Sufficient and appropriate audit evidence are interrelated. Sufficiency means to measure the quantity of audit evidence. Appropriateness pertains to measuring the quality of audit evidence. It needs to be both relevant and reliable — from a knowledgeable, independent source.
SAS No. 107, Audit Risk and Materiality in Conducting an Audit. Takes into consideration how users could reasonably be expected to be influenced in making economic decisions.
Users need to have a basic understanding of how business operates. Additionally, they should show a willingness to study a financial statement; knowledge of how a financial statement is prepared and audited to levels of materiality; recognition of uncertainties inherent in estimates, judgments, and future projections; and ability to make appropriate economic decisions on the basis of information from the financial statement.
SAS No. 108, Planning and Supervision. Provides guidance on the considerations and activities pertaining to planning and supervision. Planning is a recurring process that begins with accepting an engagement and continues throughout the audit. It is a crucial reference point as the audit team performs audit procedures and accumulates enough appropriate audit evidence to support an audit opinion.
SAS No. 109, Understanding the Entity and Its Environment and Assessing the Risks of Material Misstatement. Presents guidance for assessing the risk of material misstatement and for using professional judgment to determine audit procedures. Throughout the audit engagement, an audit program must be tailored to the individual circumstances of a specific organization and must be part of an overall audit strategy.
This strategy includes determining the characteristics of the engagement that define its scope; ascertaining the reporting objectives to plan the timing of the audit and nature of the communications required; and considering the important factors that will decide the focus of the audit team’s efforts.
SAS. No. 110, Performing Audit Procedures in Response to Assessed Risks and Evaluating the Audit Evidence Obtained. Requires that substantive procedures for all relevant assertions related to each material class of transactions, account balance, and disclosure be performed. An audit team’s selection of audit procedures is based on the risk of material misstatement.
SAS No. 111, Amendment to Statement on Auditing Standards No. 39, Audit Sampling. Enhances guidance for specific procedures and provides additional guidance on sampling.

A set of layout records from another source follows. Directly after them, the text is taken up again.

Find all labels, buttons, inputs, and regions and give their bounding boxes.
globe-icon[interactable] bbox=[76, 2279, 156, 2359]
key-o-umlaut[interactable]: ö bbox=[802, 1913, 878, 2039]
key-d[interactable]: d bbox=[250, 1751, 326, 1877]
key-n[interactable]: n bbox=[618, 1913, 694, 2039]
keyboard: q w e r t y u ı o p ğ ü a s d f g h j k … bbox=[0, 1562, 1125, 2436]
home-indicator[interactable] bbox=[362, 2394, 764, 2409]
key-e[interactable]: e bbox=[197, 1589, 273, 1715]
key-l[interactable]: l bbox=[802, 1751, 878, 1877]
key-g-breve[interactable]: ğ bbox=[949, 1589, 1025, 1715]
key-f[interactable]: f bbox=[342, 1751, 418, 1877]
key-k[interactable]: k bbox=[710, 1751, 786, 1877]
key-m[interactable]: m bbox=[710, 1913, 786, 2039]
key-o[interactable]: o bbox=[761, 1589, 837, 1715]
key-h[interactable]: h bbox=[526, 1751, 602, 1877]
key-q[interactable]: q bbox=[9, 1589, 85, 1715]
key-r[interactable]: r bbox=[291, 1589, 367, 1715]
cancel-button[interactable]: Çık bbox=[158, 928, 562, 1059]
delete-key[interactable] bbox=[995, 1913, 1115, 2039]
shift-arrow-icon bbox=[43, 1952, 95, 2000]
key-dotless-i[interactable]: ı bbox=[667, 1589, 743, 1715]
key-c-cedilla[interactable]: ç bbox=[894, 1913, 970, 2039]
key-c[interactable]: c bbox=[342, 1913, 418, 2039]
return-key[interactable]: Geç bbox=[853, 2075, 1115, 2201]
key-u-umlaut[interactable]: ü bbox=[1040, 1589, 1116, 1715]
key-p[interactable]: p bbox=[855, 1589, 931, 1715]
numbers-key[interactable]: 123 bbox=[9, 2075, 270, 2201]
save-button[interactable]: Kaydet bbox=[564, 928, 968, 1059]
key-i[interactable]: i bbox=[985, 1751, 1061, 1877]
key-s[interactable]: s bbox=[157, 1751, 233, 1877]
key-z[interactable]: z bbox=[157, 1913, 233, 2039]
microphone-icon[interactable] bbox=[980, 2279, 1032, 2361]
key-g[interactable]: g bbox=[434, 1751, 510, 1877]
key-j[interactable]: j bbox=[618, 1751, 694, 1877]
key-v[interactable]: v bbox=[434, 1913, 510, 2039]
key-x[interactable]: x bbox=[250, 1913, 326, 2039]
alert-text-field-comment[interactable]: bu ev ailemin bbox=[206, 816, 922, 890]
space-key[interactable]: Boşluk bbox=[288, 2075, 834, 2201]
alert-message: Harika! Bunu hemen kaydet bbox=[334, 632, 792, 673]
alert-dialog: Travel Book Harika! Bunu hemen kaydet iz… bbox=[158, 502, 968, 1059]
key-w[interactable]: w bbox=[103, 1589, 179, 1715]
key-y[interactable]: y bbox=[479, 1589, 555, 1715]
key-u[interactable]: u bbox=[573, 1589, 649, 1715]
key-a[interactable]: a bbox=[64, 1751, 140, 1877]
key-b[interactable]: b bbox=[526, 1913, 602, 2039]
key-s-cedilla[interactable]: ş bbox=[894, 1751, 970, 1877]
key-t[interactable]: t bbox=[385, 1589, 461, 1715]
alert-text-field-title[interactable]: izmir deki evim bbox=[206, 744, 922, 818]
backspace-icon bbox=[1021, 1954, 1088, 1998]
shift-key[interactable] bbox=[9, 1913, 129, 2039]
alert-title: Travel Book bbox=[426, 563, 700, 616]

Craig Funkhouser is an executive specializing in assurance with Crowe Chizek and Company LLC in Oak Brook, Ill.
Footnotes
1 Sarbanes-Oxley Act of 2002, H.R. 3763, One Hundred Seventh Congress of the United States of America at the Second Session, Jan. 23, 2002.
2 "Statement on Auditing Standards No. 104 – No. 111; Risk Assessment Standards," American Institute of Certified Public Accountants, March 2006.
3 Ibid.
The content of this article is intended to provide a general guide to the subject matter. Specialist advice should be sought about your specific circumstances.